NEW YORK (AP) — New York Gov. Andrew Cuomo is pushing to enact a statewide ban on the sale of flavored e-cigarettes amid growing health concerns connected to vaping, especially among young people.
The Democrat announced Sunday that the state health commissioner would be making a recommendation this week to the state Public Health and Health Planning Council. The council can issue emergency regulations that would go into effect as soon as they are voted on and start being enforced in as soon as two weeks, following a short grace period for retailers, officials said.
In announcing the action, Cuomo sharply criticized the flavors that are for sale, like bubble gum and cotton candy.
"These are obviously targeted to young people and highly effective at targeting young people," he said.
Officials pointed to a significant increase of e-cigarettes by young people, which they said was driven by the flavors.
According to data from the state health department, nearly 40% of high school seniors and 27% of high school students overall in the state use e-cigarettes.

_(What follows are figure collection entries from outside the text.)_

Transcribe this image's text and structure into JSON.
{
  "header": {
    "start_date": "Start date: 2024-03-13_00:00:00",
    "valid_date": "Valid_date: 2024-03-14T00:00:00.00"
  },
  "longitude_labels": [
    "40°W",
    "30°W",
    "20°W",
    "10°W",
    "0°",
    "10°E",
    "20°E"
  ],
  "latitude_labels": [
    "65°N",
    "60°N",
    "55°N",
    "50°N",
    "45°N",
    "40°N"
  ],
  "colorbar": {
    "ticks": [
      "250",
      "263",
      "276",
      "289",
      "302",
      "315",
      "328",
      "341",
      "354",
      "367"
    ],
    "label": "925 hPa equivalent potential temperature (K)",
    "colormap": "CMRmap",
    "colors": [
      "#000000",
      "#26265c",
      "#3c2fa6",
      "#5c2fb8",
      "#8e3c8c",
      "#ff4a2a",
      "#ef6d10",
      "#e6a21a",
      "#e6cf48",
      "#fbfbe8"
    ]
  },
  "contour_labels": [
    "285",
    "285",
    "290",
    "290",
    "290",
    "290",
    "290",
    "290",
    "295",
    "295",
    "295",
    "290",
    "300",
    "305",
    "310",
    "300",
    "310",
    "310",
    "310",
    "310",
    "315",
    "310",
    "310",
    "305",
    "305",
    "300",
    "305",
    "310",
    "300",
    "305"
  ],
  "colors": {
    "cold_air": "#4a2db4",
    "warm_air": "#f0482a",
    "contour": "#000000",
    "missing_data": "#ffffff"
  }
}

High school use went from 10.5% in 2014 to 27.4% in 2018.
Nationwide, the 2019 National Youth Tobacco Survey showed traditional cigarette usage continuing to fall for students in 6th to 12th grade but vaping continuing to surge higher.
The biggest player in the industry, Juul Labs Inc., said it was reviewing the announcement, but agreed with the need for action.
The ban would not impact tobacco- and menthol-flavored e-cigarettes, but Cuomo said the Department of Health would continue evaluating and that could change.
Not including menthol brought criticism for Cuomo from some quarters.
Cuomo "had the opportunity to take decisive action, but instead left menthol e-cigarettes on the marketplace," said Harold Wimmer, president and CEO of the American Lung Association, in an email statement. "While today's announcement was well-intentioned, it will drive our youth to use menthol flavored products in even greater numbers."
Cuomo signed legislation earlier this year raising the statewide smoking age to 21, and earlier this month signed a mandate that requires state anti-tobacco campaigns to also include vaping.
Vaping is also under a federal spotlight , as health authorities look into hundreds of breathing illnesses reported in people who have used e-cigarettes and other vaping devices.
In his first public comments on vaping, President Donald Trump proposed a similar federal ban last week.
The FDA has been able to ban vaping flavors since 2016, but hasn't taken the step, with officials looking into whether flavors could help cigarette smokers to quit.
The global market is estimated to have a value of as much as $11 billion. The industry has spent a lot of money in states around the country to lobby against state-level flavored e-cigarette bans, in states including Hawaii, California, Maine and Connecticut.
Michigan Gov. Gretchen Whitmer earlier this month ordered that state's health department to come out with emergency rules to prohibit flavored e-cigarette sales.
Juul reiterated Sunday the agreeable stance it had taken following Trump's proposal.
In an emailed statement, spokesman Austin Finan said, "We strongly agree with the need for aggressive category-wide action on flavored products," and "will fully comply with local laws and the final FDA policy when effective."